Technische Lösung greift nicht

Vier Gondeln mit je zwei Passagieren dürfen laut Möller gleichzeitig unterwegs sein. Zum Zeitpunkt des Unfalls am Sonntag befanden sich drei Gondeln im Kurs des "Hexenbesens". Laut Möller fuhr dabei die mittlere Gondel auf die vordere Gondel auf: "Die Insassen der ebenfalls nicht mehr fahrbereiten dritten Gondel konnten wir mit einer Leiter selbst befreien."

Das sich in der Unfallzeit über Pottenstein entladene Gewitter steht im Mittelpunkt der ersten von von drei polizeilichen Ermittlungshypothesen. "Vielleicht hat ein Blitz in die Steuerungsanlage eingeschlagen", mutmaßt auch Möller. Grundsätzlich verhindere eine Abstandseinrichtung die Kollision von Gondeln. Warum diese technische Lösung am Sonntag nicht griff, sei nun Gegenstand der Ermittlungen. Die Gondel gebaut hat die Josef Wiegand GmbH & Co. KG. Sie ist eine Tochterfirma der Erlebnisberge GmbH und bezeichnet sich selbst als Weltmarktführer im Bau von Sommerrodelbahnen.

Weitere Hypothesen der Ermittler sind ein technischer Defekt sowie ein Bedienfehler der Betreiber: "Im Fall eines Bedienfehlers müssten wir wegen fahrlässiger Körperverletzung ermitteln", sagte ein Sprecher der Pegnitzer Polizei.
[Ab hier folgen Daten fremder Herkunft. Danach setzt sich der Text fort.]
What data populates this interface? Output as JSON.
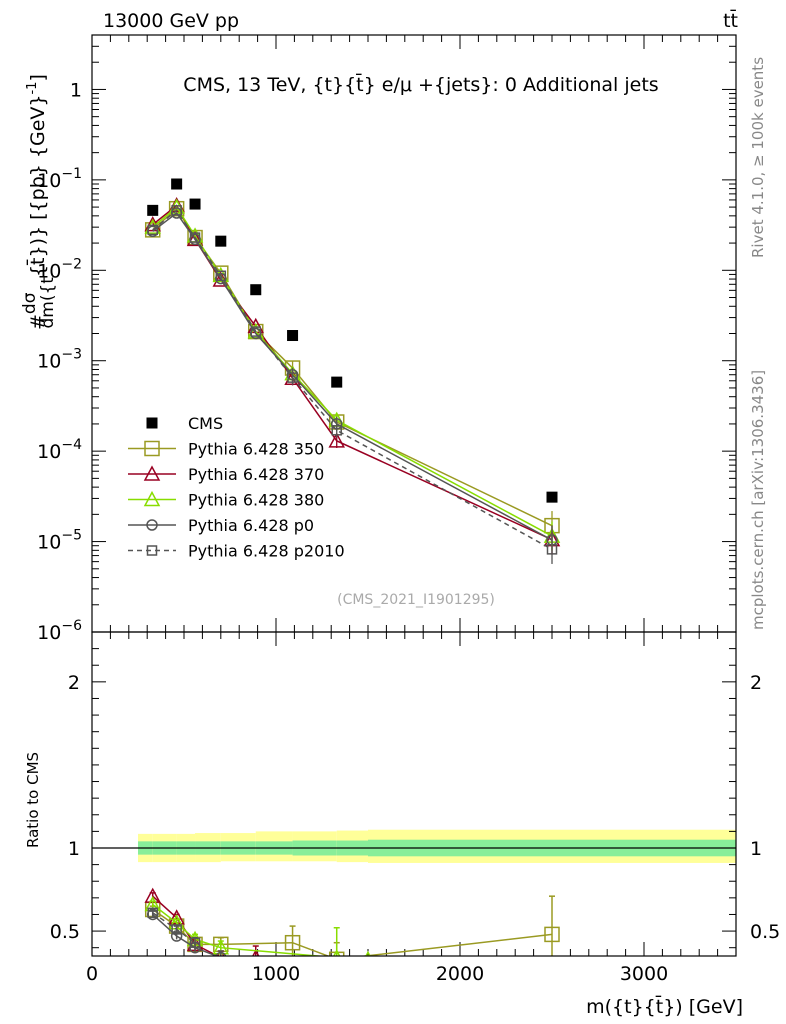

Im Zusammenhang mit einem möglichen technischen Defekt verweist Möller die Abnahme durch den TÜV sowie auf einen mehrwöchigen Testlauf. "Auch bei anderen ,Hexenbesen'-Fahrgeschäften hat es bislang keine Probleme gegeben." Unter anderem fährt der "Hexenbesen" seit rund zwei Jahren im Harz. Der Scheßlitzer Christian Schmidt allerdings will in Pottenstein bereits am Samstag technische Probleme bei dem an diesem Tag frisch in Betrieb genommenen Fahrgeschäft festgestellt haben. "Die Gondeln haben regelmäßig an derselben Stelle gestockt." Beunruhigt habe dieser Umstand jedoch weder Gäste noch Betreiber.


400 000 Fahrten pro Jahr

Der Unfall kommt für die Wiegand Erlebnisberge GmbH zu einem denkbar ungünstigen Zeitpunkt. In wenigen Wochen beginnen die Sommerferien, in denen die Besucherzahlen traditionell hoch sind. Insgesamt 400 000 Einzelfahrten hat der Betreiber 2017 in Pottenstein verkauft.
Am Montag haben sich Wiegand-Mitarbeiter auf den Weg nach Pottenstein gemacht. Sie sollen herausfinden, was die Gondeln kollidieren ließ. Bis dahin bleibt der "Hexenbesen" gesperrt.